Kemasberita.com – Direktur Kriminal Khusus (Dirkrimsus) Polda Sulawesi Selatan, Kombes Pol Dedi Supriyadi, menegaskan perkembangan terbaru terkait kasus peredaran skincare ilegal mengandung merkuri.
Berkas perkara tiga tersangka yang terlibat telah dinyatakan lengkap (P21) dan resmi dilimpahkan ke Kejaksaan.
Penegasan ini disampaikan Dedi dalam Rapat Dengar Pendapat (RDP) yang digelar Forum Merah Putih (FMR) bersama DPRD Sulsel pada Senin (13/1/2025). Pertemuan tersebut dihadiri sejumlah pihak, termasuk Komisi E DPRD Sulsel, BPOM Makassar, Dinas Kesehatan Sulsel, Disperindag Sulsel, serta perwakilan Dirjen Pajak Sulselbar dan Tenggara.
Rapat itu fokus membahas dampak dan bahaya dari peredaran skincare ilegal yang meresahkan masyarakat.
Dalam forum tersebut, Dedi mengungkapkan bahwa kasus ini telah memasuki tahap krusial dengan pelimpahan berkas ke Kejaksaan.
“Kami pastikan kasus ini sudah tahap P21, dan berkas perkara ketiga tersangka telah kami limpahkan,” tegas Kombes Pol Dedi Supriyadi.

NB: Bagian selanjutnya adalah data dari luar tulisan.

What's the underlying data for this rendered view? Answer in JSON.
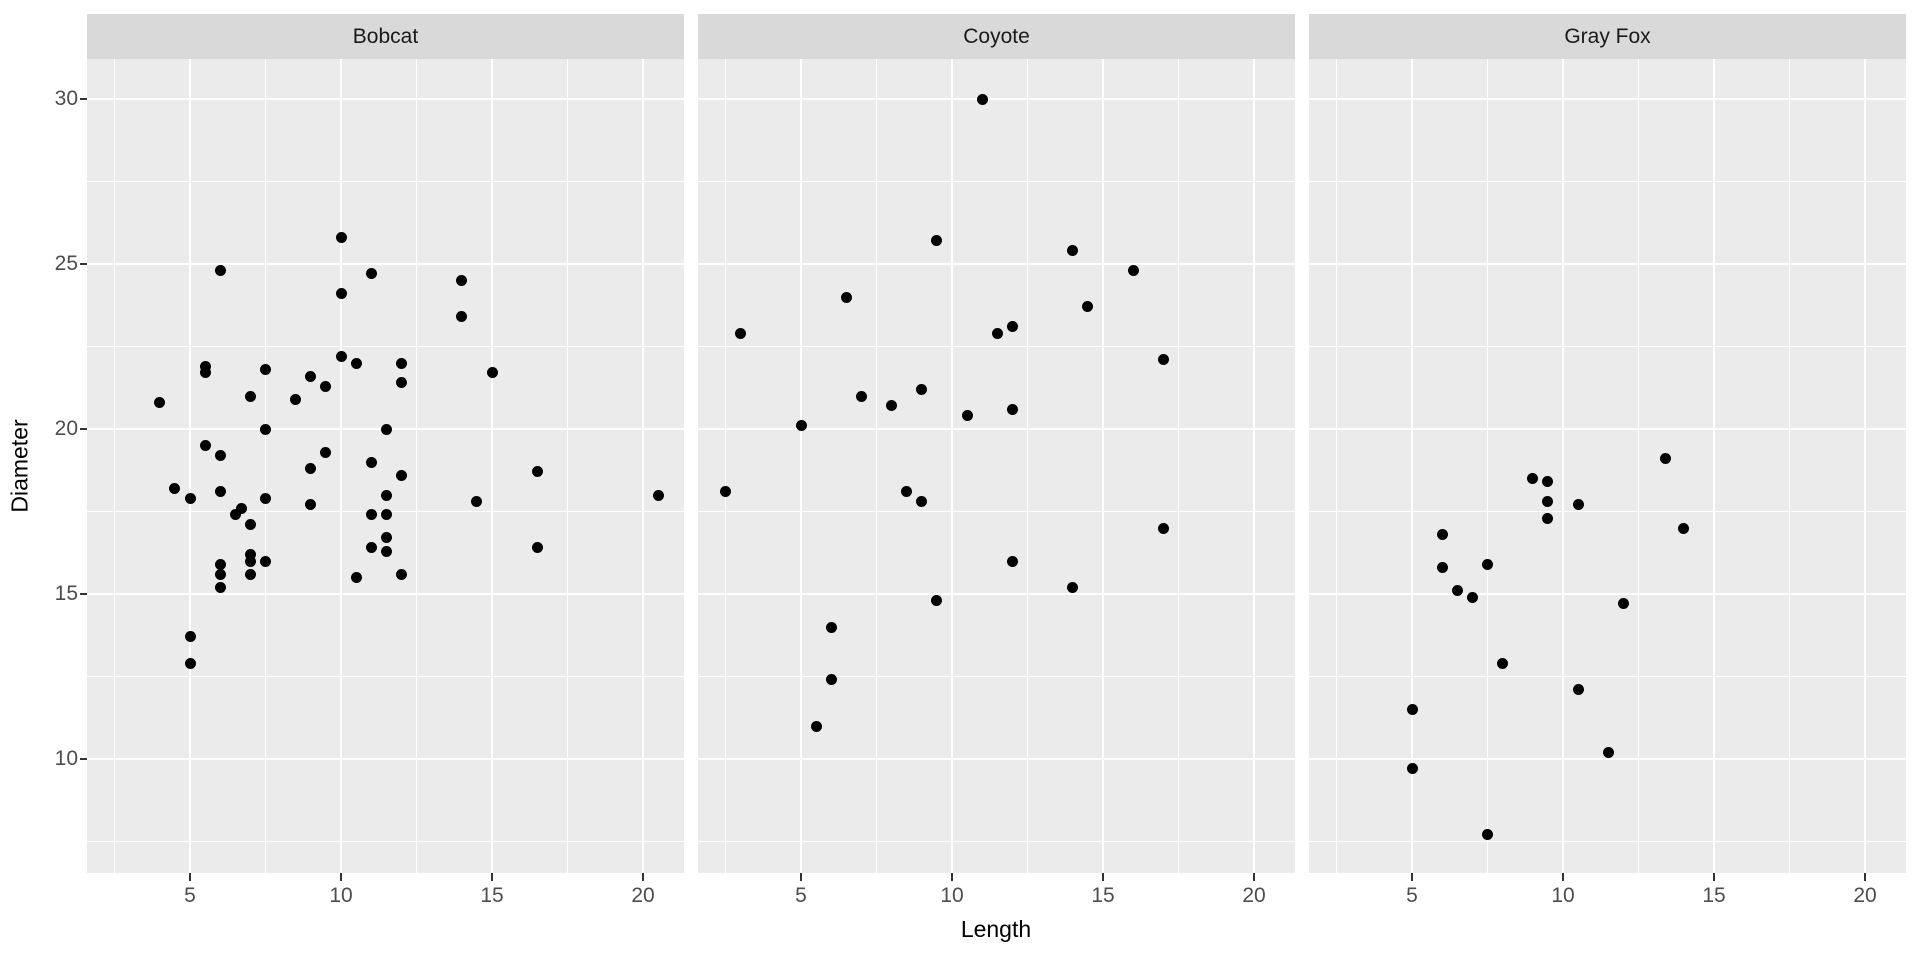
{
  "chart_data": {
    "type": "scatter",
    "title": "",
    "xlabel": "Length",
    "ylabel": "Diameter",
    "x_ticks": [
      5,
      10,
      15,
      20
    ],
    "y_ticks": [
      10,
      15,
      20,
      25,
      30
    ],
    "x_minor_gridlines": [
      2.5,
      7.5,
      12.5,
      17.5
    ],
    "y_minor_gridlines": [
      7.5,
      12.5,
      17.5,
      22.5,
      27.5
    ],
    "xlim": [
      1.6,
      21.4
    ],
    "ylim": [
      6.6,
      31.2
    ],
    "grid": true,
    "legend": "none",
    "point_color": "#000000",
    "facets": [
      {
        "name": "Bobcat",
        "points": [
          [
            10,
            25.8
          ],
          [
            6,
            24.8
          ],
          [
            11,
            24.7
          ],
          [
            14,
            24.5
          ],
          [
            10,
            24.1
          ],
          [
            14,
            23.4
          ],
          [
            10,
            22.2
          ],
          [
            10.5,
            22
          ],
          [
            12,
            22
          ],
          [
            5.5,
            21.9
          ],
          [
            7.5,
            21.8
          ],
          [
            5.5,
            21.7
          ],
          [
            15,
            21.7
          ],
          [
            9,
            21.6
          ],
          [
            12,
            21.4
          ],
          [
            9.5,
            21.3
          ],
          [
            7,
            21
          ],
          [
            8.5,
            20.9
          ],
          [
            4,
            20.8
          ],
          [
            7.5,
            20
          ],
          [
            11.5,
            20
          ],
          [
            5.5,
            19.5
          ],
          [
            9.5,
            19.3
          ],
          [
            6,
            19.2
          ],
          [
            11,
            19
          ],
          [
            9,
            18.8
          ],
          [
            16.5,
            18.7
          ],
          [
            12,
            18.6
          ],
          [
            4.5,
            18.2
          ],
          [
            6,
            18.1
          ],
          [
            11.5,
            18
          ],
          [
            20.5,
            18
          ],
          [
            5,
            17.9
          ],
          [
            7.5,
            17.9
          ],
          [
            14.5,
            17.8
          ],
          [
            9,
            17.7
          ],
          [
            6.7,
            17.6
          ],
          [
            11,
            17.4
          ],
          [
            11.5,
            17.4
          ],
          [
            6.5,
            17.4
          ],
          [
            7,
            17.1
          ],
          [
            11.5,
            16.7
          ],
          [
            11,
            16.4
          ],
          [
            16.5,
            16.4
          ],
          [
            11.5,
            16.3
          ],
          [
            7,
            16.2
          ],
          [
            7.5,
            16
          ],
          [
            7,
            16
          ],
          [
            6,
            15.9
          ],
          [
            12,
            15.6
          ],
          [
            7,
            15.6
          ],
          [
            6,
            15.6
          ],
          [
            10.5,
            15.5
          ],
          [
            6,
            15.2
          ],
          [
            5,
            13.7
          ],
          [
            5,
            12.9
          ]
        ]
      },
      {
        "name": "Coyote",
        "points": [
          [
            11,
            30
          ],
          [
            9.5,
            25.7
          ],
          [
            14,
            25.4
          ],
          [
            16,
            24.8
          ],
          [
            6.5,
            24
          ],
          [
            14.5,
            23.7
          ],
          [
            12,
            23.1
          ],
          [
            3,
            22.9
          ],
          [
            11.5,
            22.9
          ],
          [
            17,
            22.1
          ],
          [
            9,
            21.2
          ],
          [
            7,
            21
          ],
          [
            8,
            20.7
          ],
          [
            12,
            20.6
          ],
          [
            10.5,
            20.4
          ],
          [
            5,
            20.1
          ],
          [
            2.5,
            18.1
          ],
          [
            8.5,
            18.1
          ],
          [
            9,
            17.8
          ],
          [
            17,
            17
          ],
          [
            12,
            16
          ],
          [
            14,
            15.2
          ],
          [
            9.5,
            14.8
          ],
          [
            6,
            14
          ],
          [
            6,
            12.4
          ],
          [
            5.5,
            11
          ]
        ]
      },
      {
        "name": "Gray Fox",
        "points": [
          [
            13.4,
            19.1
          ],
          [
            9,
            18.5
          ],
          [
            9.5,
            18.4
          ],
          [
            9.5,
            17.8
          ],
          [
            10.5,
            17.7
          ],
          [
            9.5,
            17.3
          ],
          [
            14,
            17
          ],
          [
            6,
            16.8
          ],
          [
            7.5,
            15.9
          ],
          [
            6,
            15.8
          ],
          [
            6.5,
            15.1
          ],
          [
            7,
            14.9
          ],
          [
            12,
            14.7
          ],
          [
            8,
            12.9
          ],
          [
            10.5,
            12.1
          ],
          [
            5,
            11.5
          ],
          [
            11.5,
            10.2
          ],
          [
            5,
            9.7
          ],
          [
            7.5,
            7.7
          ]
        ]
      }
    ]
  },
  "style": {
    "background": "#FFFFFF",
    "panel_bg": "#EBEBEB",
    "strip_bg": "#D9D9D9",
    "gridline_color": "#FFFFFF",
    "point_color": "#000000",
    "tick_label_color": "#4D4D4D",
    "axis_title_color": "#000000",
    "tick_mark_color": "#333333"
  }
}
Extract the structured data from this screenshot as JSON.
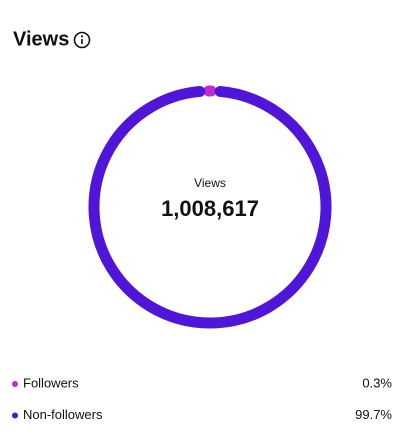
{
  "chart_data": {
    "type": "donut",
    "title": "Views",
    "center_label": "Views",
    "center_value": "1,008,617",
    "categories": [
      "Followers",
      "Non-followers"
    ],
    "values": [
      0.3,
      99.7
    ],
    "value_labels": [
      "0.3%",
      "99.7%"
    ],
    "colors": [
      "#c22ad0",
      "#4f16d9"
    ]
  }
}
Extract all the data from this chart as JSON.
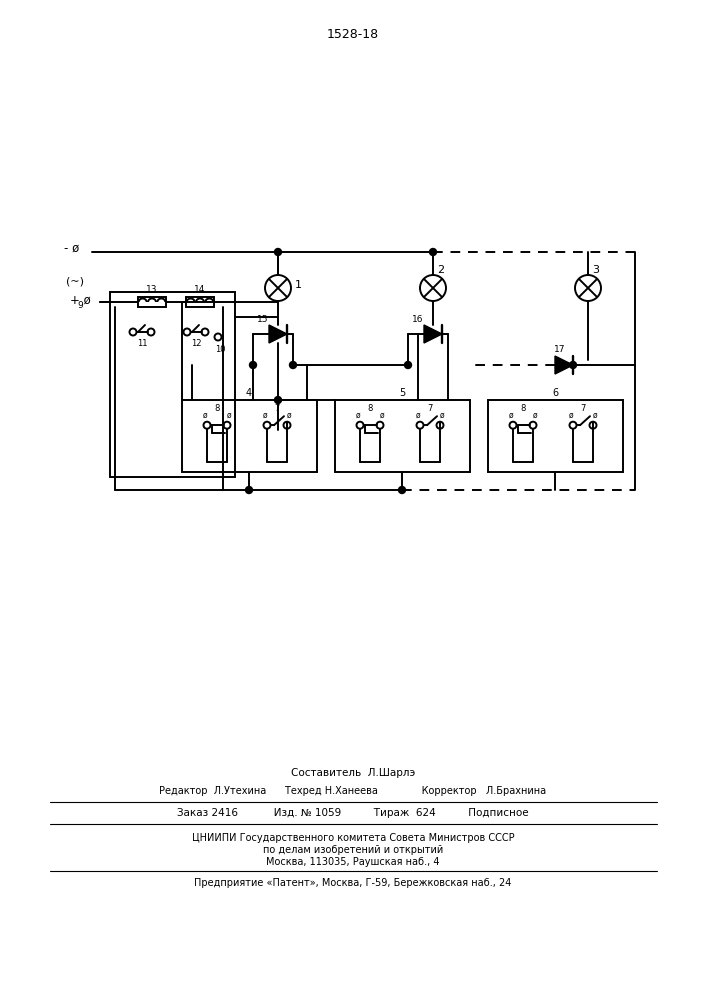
{
  "page_number": "1528-18",
  "bg_color": "#ffffff",
  "line_color": "#000000",
  "fig_width": 7.07,
  "fig_height": 10.0,
  "footer_lines": [
    "Составитель  Л.Шарлэ",
    "Редактор  Л.Утехина      Техред Н.Ханеева              Корректор   Л.Брахнина",
    "Заказ 2416           Изд. № 1059          Тираж  624          Подписное",
    "ЦНИИПИ Государственного комитета Совета Министров СССР",
    "по делам изобретений и открытий",
    "Москва, 113035, Раушская наб., 4",
    "Предприятие «Патент», Москва, Г-59, Бережковская наб., 24"
  ]
}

Tiga orang telah ditetapkan sebagai tersangka dalam kasus ini, yakni:
1.Mira Hayati (MH alias mira hayati)
2.Fenny Frans MS alias Mustadir Dg Sila, suami Fenny Frans, pemilik kosmetik Fenny Frans
3.Agus Salim (AS), pemilik RG Glow
Namun, hingga saat ini, penahanan terhadap Mira Hayati ditunda karena alasan kesehatan. “Mira Hayati belum ditahan karena sedang sakit dan hamil,” jelas Dedi.
Meski demikian, Dedi memastikan tidak ada perlakuan istimewa terhadap para tersangka, dan proses hukum akan berjalan hingga tuntas.
“Kami haqqul yaqin bahwa semua tersangka akan ditahan. Tidak ada yang diistimewakan,” tambahnya.
Forum Merah Putih (FMR) menegaskan akan terus mengawal jalannya kasus hingga selesai. Mereka memandang pentingnya langkah tegas ini demi melindungi masyarakat dari bahaya produk ilegal yang mengancam kesehatan.
“Setiap warga berhak menggunakan skincare yang aman. Ini adalah tanggung jawab bersama untuk memberantas produk ilegal,” ujar perwakilan FMR.
Langkah tegas yang diambil Polda Sulsel bersama pihak terkait mendapat apresiasi dari berbagai pihak. Harapannya, kasus ini menjadi pelajaran bagi para pelaku usaha kosmetik agar lebih bertanggung jawab dalam memproduksi dan mengedarkan produk mereka.